I go to visit her at the hospital a day after she's given birth. Nothing can change Skoon and her down-to-earthness, not even hours in painful labour. 'Hi!' she says animatedly, eyes screaming fatigue but voice unchanged. We look down at her adorable little girl with red cheeks and puffy eyes. She giggles- 'When will she wake up, man?' Skoon was trying to take selfies when she was giving birth. I told you she's awesomeness. I don't stay long, leaving her to rest and bond with her baby. On the way back, I can't stop picturing how much fun Skoon and her girl will have growing together.


If there was a measuring device for positive vibes, graduation ceremony halls would win. I have never seen so many truly happy people at once. We march inside looking ridiculous in our blue hats and gowns- to a hall buzzing with the pride of parents, professors and friends. They watch us move around and go up stage with smiles that crease their teary eyes. When the cooped-in parents are finally released, they mix in with the blues.

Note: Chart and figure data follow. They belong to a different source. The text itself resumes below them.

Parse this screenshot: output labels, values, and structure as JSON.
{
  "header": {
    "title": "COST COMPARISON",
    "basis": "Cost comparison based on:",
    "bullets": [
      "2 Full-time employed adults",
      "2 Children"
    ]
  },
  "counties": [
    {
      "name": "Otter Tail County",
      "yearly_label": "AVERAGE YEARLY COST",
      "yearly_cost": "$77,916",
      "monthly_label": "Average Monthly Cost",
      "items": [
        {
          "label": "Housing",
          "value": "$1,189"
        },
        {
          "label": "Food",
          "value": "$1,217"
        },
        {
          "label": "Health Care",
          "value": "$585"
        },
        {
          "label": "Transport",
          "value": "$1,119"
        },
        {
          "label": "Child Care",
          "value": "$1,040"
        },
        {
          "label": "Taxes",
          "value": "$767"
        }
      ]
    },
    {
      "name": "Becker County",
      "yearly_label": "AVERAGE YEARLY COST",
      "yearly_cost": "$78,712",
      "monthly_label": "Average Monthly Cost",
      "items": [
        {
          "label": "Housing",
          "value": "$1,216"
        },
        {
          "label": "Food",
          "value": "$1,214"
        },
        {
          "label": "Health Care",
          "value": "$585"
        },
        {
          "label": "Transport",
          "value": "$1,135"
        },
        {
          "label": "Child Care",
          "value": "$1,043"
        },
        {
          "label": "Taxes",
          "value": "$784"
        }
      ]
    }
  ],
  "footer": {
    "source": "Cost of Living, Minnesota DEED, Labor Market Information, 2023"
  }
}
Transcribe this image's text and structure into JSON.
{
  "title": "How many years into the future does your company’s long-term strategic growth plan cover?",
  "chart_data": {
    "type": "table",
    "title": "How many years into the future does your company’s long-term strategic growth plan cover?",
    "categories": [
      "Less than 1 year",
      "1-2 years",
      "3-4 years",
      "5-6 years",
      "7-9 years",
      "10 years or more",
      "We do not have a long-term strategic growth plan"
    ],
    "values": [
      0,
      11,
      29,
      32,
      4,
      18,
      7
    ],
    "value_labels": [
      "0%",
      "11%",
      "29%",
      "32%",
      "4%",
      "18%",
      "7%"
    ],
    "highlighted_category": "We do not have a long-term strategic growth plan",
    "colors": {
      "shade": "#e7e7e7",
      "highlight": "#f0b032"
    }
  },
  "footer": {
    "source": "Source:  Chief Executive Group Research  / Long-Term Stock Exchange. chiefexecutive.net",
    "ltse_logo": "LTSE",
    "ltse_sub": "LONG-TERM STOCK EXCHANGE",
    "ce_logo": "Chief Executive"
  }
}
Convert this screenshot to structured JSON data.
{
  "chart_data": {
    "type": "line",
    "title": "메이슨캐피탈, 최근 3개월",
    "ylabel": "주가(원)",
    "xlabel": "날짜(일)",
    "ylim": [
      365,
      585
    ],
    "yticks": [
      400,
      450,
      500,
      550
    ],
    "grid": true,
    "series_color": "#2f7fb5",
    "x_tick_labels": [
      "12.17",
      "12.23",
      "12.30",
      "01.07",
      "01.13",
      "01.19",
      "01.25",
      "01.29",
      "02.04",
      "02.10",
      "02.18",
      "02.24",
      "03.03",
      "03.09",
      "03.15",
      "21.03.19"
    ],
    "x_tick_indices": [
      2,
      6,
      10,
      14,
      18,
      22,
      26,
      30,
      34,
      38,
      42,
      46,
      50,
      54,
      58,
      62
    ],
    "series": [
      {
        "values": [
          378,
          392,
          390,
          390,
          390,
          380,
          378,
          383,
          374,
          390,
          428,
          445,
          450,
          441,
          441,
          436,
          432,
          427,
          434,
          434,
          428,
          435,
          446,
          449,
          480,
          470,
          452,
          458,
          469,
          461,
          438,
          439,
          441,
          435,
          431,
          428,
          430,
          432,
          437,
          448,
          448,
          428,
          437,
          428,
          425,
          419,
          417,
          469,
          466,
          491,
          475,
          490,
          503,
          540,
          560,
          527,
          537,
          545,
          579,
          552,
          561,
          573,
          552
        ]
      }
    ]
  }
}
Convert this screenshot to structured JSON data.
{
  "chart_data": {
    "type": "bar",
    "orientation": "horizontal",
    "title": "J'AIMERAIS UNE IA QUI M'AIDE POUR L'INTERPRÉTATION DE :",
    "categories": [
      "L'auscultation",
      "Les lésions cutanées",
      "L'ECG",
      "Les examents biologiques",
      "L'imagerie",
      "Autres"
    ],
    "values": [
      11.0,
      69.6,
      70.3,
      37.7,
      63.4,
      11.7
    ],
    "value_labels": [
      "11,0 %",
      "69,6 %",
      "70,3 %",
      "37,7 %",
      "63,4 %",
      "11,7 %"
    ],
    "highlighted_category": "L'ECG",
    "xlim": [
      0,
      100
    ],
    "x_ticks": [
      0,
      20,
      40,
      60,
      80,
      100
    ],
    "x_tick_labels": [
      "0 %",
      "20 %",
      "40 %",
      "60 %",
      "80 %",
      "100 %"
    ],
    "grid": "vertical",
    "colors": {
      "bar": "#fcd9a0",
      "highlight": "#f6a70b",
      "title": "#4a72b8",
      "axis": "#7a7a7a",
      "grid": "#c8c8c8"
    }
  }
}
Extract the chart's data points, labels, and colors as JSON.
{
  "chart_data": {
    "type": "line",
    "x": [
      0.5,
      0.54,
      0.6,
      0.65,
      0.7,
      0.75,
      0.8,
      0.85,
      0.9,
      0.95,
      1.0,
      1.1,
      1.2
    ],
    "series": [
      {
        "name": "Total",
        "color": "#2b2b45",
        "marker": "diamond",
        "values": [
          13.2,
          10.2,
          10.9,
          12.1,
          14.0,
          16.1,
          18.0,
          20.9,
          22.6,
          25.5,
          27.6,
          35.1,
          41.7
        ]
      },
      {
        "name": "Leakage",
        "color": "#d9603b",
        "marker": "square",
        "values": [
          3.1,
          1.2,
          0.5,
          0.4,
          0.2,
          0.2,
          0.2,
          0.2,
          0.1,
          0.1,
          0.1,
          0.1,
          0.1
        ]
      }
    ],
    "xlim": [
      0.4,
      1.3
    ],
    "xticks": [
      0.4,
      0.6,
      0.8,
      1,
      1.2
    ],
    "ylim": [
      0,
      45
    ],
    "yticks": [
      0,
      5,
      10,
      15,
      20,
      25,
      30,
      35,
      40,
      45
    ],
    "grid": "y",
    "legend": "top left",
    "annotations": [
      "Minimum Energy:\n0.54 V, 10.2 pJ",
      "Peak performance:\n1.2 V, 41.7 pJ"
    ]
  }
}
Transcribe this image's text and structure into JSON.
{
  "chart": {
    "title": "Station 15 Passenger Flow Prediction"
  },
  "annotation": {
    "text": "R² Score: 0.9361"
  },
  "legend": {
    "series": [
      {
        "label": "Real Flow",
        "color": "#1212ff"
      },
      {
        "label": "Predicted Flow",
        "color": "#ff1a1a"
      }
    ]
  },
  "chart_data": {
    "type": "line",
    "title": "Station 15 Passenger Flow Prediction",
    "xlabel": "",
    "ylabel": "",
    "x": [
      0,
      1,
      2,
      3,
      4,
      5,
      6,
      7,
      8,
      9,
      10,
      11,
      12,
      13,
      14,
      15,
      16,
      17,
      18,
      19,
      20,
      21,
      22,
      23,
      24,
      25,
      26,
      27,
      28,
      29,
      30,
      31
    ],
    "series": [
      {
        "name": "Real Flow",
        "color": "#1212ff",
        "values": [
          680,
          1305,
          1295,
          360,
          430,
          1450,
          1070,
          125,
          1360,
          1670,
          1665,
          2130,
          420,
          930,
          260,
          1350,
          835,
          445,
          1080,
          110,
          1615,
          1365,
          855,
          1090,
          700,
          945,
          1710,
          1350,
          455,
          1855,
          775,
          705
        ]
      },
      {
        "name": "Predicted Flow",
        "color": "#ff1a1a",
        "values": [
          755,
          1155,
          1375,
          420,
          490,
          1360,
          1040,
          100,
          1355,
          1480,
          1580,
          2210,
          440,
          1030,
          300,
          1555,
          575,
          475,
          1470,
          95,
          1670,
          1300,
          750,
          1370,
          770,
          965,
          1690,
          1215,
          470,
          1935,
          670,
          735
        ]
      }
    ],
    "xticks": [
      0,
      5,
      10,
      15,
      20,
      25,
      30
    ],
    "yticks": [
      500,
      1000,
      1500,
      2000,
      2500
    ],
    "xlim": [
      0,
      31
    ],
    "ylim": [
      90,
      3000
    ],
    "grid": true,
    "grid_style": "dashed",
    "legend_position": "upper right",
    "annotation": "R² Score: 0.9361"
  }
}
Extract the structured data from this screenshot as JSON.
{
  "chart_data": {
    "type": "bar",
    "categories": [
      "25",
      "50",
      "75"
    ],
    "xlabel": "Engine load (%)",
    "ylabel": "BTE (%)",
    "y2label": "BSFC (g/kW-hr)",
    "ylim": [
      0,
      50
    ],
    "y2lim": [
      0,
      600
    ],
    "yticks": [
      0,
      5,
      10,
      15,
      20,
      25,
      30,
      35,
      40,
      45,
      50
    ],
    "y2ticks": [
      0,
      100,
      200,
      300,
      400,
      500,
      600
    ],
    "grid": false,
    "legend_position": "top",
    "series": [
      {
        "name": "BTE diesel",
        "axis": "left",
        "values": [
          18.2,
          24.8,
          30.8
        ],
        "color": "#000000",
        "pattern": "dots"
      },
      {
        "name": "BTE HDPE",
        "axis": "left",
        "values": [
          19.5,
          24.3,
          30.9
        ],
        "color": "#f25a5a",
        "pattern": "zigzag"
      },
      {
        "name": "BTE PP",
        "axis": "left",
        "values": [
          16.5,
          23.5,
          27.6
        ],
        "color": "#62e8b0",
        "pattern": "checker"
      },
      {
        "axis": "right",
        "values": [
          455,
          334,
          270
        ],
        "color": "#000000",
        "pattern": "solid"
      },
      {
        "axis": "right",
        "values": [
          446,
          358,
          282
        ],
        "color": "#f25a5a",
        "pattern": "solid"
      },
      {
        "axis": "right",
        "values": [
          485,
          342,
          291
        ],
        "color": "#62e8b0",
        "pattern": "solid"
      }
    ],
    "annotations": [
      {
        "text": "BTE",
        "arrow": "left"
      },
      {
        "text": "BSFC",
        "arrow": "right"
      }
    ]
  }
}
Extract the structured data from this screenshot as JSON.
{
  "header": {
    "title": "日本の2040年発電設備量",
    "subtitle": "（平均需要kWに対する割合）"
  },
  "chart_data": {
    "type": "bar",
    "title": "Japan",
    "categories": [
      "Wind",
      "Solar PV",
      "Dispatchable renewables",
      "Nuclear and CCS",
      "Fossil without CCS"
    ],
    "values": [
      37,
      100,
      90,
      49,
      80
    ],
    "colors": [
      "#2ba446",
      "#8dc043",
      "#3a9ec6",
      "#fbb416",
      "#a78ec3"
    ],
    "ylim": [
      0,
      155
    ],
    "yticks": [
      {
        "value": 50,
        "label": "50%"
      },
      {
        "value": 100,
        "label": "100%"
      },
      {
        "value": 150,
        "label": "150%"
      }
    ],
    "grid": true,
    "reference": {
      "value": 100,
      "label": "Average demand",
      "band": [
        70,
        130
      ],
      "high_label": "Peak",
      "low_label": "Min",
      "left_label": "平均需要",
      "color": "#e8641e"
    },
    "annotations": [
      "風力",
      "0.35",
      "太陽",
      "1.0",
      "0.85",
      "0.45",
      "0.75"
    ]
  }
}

Everywhere around, mothers are crying and hugging their kids. I lean in to kiss mine, and we take a million pictures. There is enough happiness in the air to energize a nation. Then we group up and take that obligatory picture, the one where we throw our hats off. It's a symbol of the end of my academic life- that lovely, comforting world. Over the past three months since I have started working, I have had a lifetime of experience. From keeping confidential the sensitive information of some of the largest firms in the world, climbing fuel tanks, counting in locked warehouses to meeting new people- the inspiring, the weird and the ugly- and struggling to remain diplomatic in a politics-infested world. Some days are good, some not so good, but each one brings me so much more to learn, and though it hurts to wave goodbye at the dreamland period of my life, it is exciting that the real life has only just begun.